The museum will appear on Valovaya Street, near the Raduni Canal - in a picturesque and uncrowded corner of the Old Town. This place is extremely significant for both Polish and European history. Near the pre-war period, when Gdansk bore the name of the "Free City of Danzig" and was a neutral territory under the control of the League of Nations, there is the Polish Post Office. In the interwar period, it was one of two Polish state institutions within the city (the second was the Military Transit Depot on the Westerplatte Peninsula). Therefore, on September 1, 1939, on the first day of World War II, the post office became one of the main goals for the Nazi troops, and, despite the heroic resistance of the postal employees (some of them died in battle or later died of wounds, the rest were executed by the Nazis), was captured by them. Now the building, along with the post office, houses a museum, and the nearby square is named after the Defenders of the Polish Post Office. The Museum of the Second World War, which is scheduled to open in 2014, the year of the 75th anniversary of its beginning, will complement this memorial site.
The decision on which project of the museum is worthy of implementation was made by the chairman of the jury, Vice-Mayor of Gdansk Wieslaw Bielawski, Polish architects Grzegorz Bucek, Wieslaw Chabanski and Wieslaw Gruszkowski, representatives of the international architectural community Daniel Libeskind, Hans Stiman and George Ferguson, and the historian Wojciech Duda, Director of the Museum of London, British Polish origin Jack Lohman and designer Andrzej Pongowski. The jury members reviewed a total of 240 projects from 33 countries.
The prizes were awarded to seven participants who shared a prize fund of 200 thousand euros. Three main prizes were taken by the Kwadrat bureau (its project will be implemented), the Polish workshop Piotr Płaskowicki & partnerzy and the Greek architects Betaplan, respectively. Also Bulgarian, Turkish and two Polish bureaus received cash prizes.
In the spring of 2010, the official website of the future museum posted an appeal by Donald Tusk to the competing architects. The Polish Prime Minister suggested that "the concept of the museum and its further development will largely depend on the architectural form." And so it happened: Jacek Droszcz, the head of the Kwadrat studio, really managed to partially predetermine the decision of the museum exposition in his work. In an interview with the Polish newspaper Gazeta Wyborcza Trojmiasto, he spoke about the symbolism of his version of the museum: future visitors will inspect the exhibition, starting from the underground part (“it's like a hell generated by war”) and ending with a tower overlooking the panorama of the renewed city of Gdansk. Time and space are fundamental categories here. The scary time travel begins in a dungeon; the visitor to the museum returns to modernity only after rising to ground level. The tower at the end of the exhibition symbolizes the future replacing the past and the present.
The jury noted that the building, designed by the Kwadrat studio, makes the visitor feel the horror of the war, but, at the same time, does not take away his hope for the future. A complex topic, according to experts, is correctly disclosed. The value of the building is enhanced by its versatility; so, the tower of the museum is a completely constructive invention: it will become a wonderful observation deck. The space of the museum was created not only to tell about the past, but also, in equal measure, to become a place of leisure for residents and guests of modern Gdansk.

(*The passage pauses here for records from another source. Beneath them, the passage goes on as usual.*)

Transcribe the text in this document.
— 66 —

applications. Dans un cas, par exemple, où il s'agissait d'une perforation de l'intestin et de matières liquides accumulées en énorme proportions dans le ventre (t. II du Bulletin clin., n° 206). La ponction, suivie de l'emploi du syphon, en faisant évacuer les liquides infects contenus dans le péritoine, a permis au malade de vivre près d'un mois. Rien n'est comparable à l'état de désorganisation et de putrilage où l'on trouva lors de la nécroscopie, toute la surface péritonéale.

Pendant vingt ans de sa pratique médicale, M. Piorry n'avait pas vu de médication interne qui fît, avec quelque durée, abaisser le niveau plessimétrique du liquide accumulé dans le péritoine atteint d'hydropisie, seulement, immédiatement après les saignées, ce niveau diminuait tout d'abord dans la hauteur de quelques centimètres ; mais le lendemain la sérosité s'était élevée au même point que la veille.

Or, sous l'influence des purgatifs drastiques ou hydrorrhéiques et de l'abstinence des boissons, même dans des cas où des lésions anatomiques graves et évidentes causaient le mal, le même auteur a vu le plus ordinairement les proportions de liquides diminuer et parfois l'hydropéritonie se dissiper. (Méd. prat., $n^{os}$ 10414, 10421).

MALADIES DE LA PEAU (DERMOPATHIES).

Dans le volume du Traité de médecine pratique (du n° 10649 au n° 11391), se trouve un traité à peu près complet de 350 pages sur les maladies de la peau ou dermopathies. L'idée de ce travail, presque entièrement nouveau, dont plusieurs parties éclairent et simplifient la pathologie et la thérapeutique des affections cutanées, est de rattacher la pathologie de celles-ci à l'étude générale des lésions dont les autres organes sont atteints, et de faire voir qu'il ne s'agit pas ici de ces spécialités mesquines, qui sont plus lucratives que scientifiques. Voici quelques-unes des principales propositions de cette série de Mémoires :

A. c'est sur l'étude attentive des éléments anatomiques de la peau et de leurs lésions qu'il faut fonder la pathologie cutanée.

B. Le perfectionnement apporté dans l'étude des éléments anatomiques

It is interesting to note that the very fact of the construction of the museum was initially regarded ambiguously. For example, the representative of the regional protection of monuments, Marian Kwapiński, expressed concerns about the protection of the historical zone of the city, but a successful project was able to dispel all doubts.
The runner-up architects Piotr Plaskowicki & partnerzy said their museum was more of an "anti-building". According to their project, on the bank of the canal there is a massive deep red wall with sharp teeth at the top, next to it is a parallelepiped pavilion contrasting with it. These two elements are separated from each other by a covered space - a pedestrian walkway. This project is no less symbolic than the winner of the first place. The jury saw in him a roll-over of historical periods - military and modern, a story of destruction and revival.

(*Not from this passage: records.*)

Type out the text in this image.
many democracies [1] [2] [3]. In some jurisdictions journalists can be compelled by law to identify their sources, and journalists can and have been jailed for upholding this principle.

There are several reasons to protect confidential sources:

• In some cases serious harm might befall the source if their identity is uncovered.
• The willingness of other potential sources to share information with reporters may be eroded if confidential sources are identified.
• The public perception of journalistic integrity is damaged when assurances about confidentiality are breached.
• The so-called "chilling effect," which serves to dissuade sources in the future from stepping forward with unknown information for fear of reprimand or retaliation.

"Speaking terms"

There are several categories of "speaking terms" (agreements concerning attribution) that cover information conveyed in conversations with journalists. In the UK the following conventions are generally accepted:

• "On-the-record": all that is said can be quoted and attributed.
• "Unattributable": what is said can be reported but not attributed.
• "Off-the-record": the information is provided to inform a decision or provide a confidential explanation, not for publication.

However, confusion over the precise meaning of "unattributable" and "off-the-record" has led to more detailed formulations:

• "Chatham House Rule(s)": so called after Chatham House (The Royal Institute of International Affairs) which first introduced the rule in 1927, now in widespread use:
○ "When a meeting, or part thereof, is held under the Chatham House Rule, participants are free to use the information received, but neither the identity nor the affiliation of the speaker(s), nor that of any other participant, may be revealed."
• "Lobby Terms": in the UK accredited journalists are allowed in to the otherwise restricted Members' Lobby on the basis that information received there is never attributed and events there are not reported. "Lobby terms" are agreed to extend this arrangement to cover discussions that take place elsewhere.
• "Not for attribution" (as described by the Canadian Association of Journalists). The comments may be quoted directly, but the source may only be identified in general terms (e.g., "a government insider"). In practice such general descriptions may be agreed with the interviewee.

The idea of the Betaplan workshop is based on a rectangle divided into several fragments. They made up a new shape, placing parts of the original rectangle in random order at a distance from each other. The result is the buildings, connected by a common overlap, forming a platform: visitors can climb it. The Museum of the Greek Bureau was highly appreciated by the jury for the fact that its authors managed to "feel" Gdansk and successfully fit the building into the cityscape. But this turned out to be insufficient, since this option reached only an urban scale, and the organizers want to make the future museum a truly national and even all-European institution.
According to Gazeta Wyborcza Trojmiasto, on January 4, 2011, a resolution was adopted to finance the project of the Museum of the Second World War. 358 million zlotys (about 120 million dollars) will be spent on its construction and arrangement. Today, the museum is regarded as a priority building: this means that even in a difficult post-crisis time, it will be given priority attention, since a museum dedicated to the war will still be associated with overcoming obstacles in any way and revival.